CHAPITRE 14
Ce n’est pas grave d’avoir peur. Vous ne devez jamais en avoir honte, tant qu’elle ne vous empêche pas de fonctionner. La peur est un système naturel d’avertissement. Elle vous garde en vie pour que vous puissiez vous battre. Montrez-moi un homme qui n’a pas peur, et je vous montrerai un imbécile qui est un danger pour tout son vaisseau. Et je n’accepte pas d’imbéciles dans ma flotte.
Amiral Adar Talion, s’adressant aux nouveaux arrivants d’une académie de la République
Hokan était sur la véranda de la villa d’Ankkit et regardait le matin d’automne étincelant. Il y avait toujours trop de feuilles sur les arbres, à son goût.

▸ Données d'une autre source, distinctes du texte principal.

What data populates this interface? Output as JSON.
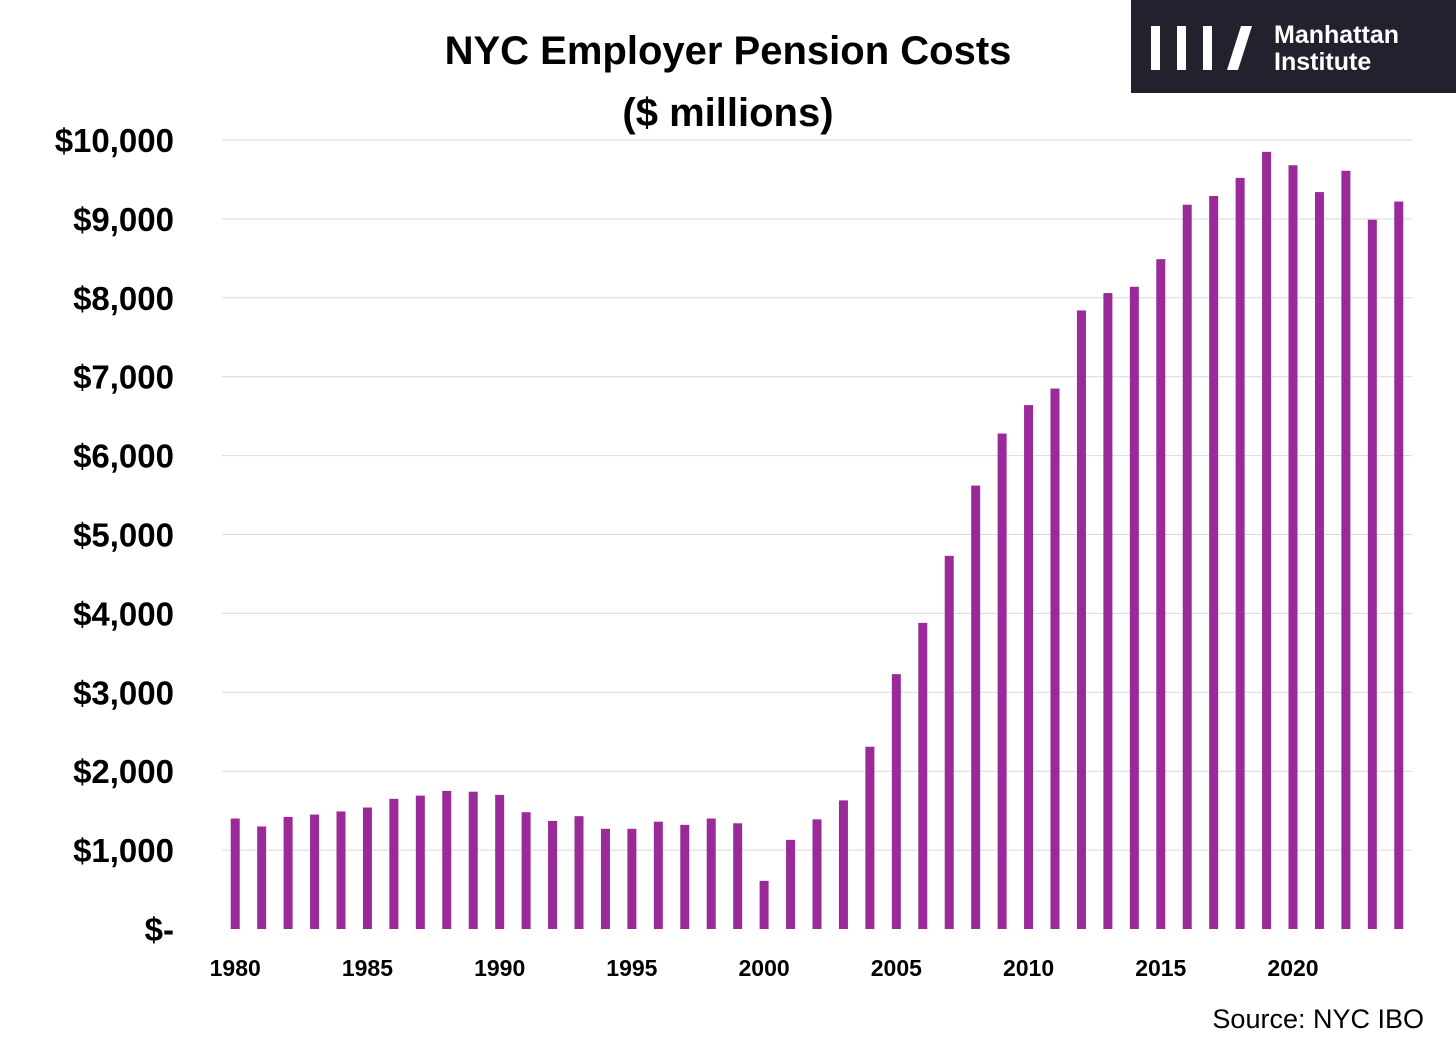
{
  "chart_data": {
    "type": "bar",
    "title": "NYC Employer Pension Costs",
    "subtitle": "($ millions)",
    "xlabel": "",
    "ylabel": "",
    "ylim": [
      0,
      10000
    ],
    "yticks": [
      0,
      1000,
      2000,
      3000,
      4000,
      5000,
      6000,
      7000,
      8000,
      9000,
      10000
    ],
    "ytick_labels": [
      "$-",
      "$1,000",
      "$2,000",
      "$3,000",
      "$4,000",
      "$5,000",
      "$6,000",
      "$7,000",
      "$8,000",
      "$9,000",
      "$10,000"
    ],
    "xtick_labels": [
      "1980",
      "1985",
      "1990",
      "1995",
      "2000",
      "2005",
      "2010",
      "2015",
      "2020"
    ],
    "grid": true,
    "bar_color": "#9a2a98",
    "categories": [
      "1980",
      "1981",
      "1982",
      "1983",
      "1984",
      "1985",
      "1986",
      "1987",
      "1988",
      "1989",
      "1990",
      "1991",
      "1992",
      "1993",
      "1994",
      "1995",
      "1996",
      "1997",
      "1998",
      "1999",
      "2000",
      "2001",
      "2002",
      "2003",
      "2004",
      "2005",
      "2006",
      "2007",
      "2008",
      "2009",
      "2010",
      "2011",
      "2012",
      "2013",
      "2014",
      "2015",
      "2016",
      "2017",
      "2018",
      "2019",
      "2020",
      "2021",
      "2022",
      "2023",
      "2024"
    ],
    "values": [
      1400,
      1300,
      1420,
      1450,
      1490,
      1540,
      1650,
      1690,
      1750,
      1740,
      1700,
      1480,
      1370,
      1430,
      1270,
      1270,
      1360,
      1320,
      1400,
      1340,
      610,
      1130,
      1390,
      1630,
      2310,
      3230,
      3880,
      4730,
      5620,
      6280,
      6640,
      6850,
      7840,
      8060,
      8140,
      8490,
      9180,
      9290,
      9520,
      9850,
      9680,
      9340,
      9610,
      8990,
      9220
    ],
    "source": "Source: NYC IBO"
  },
  "logo": {
    "line1": "Manhattan",
    "line2": "Institute",
    "background": "#22212e"
  }
}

Ils étaient là, quelque part. Les forces de la République. Une poignée.
Pas une armée.
Il alla jusqu’au laboratoire d’Uthan, une marche aisée de quinze minutes. Il lui vint à l’idée qu’il était une bonne cible pour un sniper, si un sniper avait pu perforer une armure mandalorienne. Il décida quand même de passer par un taillis qui menait au mur de pierre sèche entourant les bâtiments. Il en fit le tour complet avant d’entrer par la porte unique, sur le devant.
La rangée de droïdes devant la porte était impressionnante. Hokan les inspecta un par un, puis engagea la conversation avec eux au sujet de leurs canons. Si quelqu’un regardait – soldat, espion ou fermier bavard – il comprendrait le message et mordrait à l’hameçon.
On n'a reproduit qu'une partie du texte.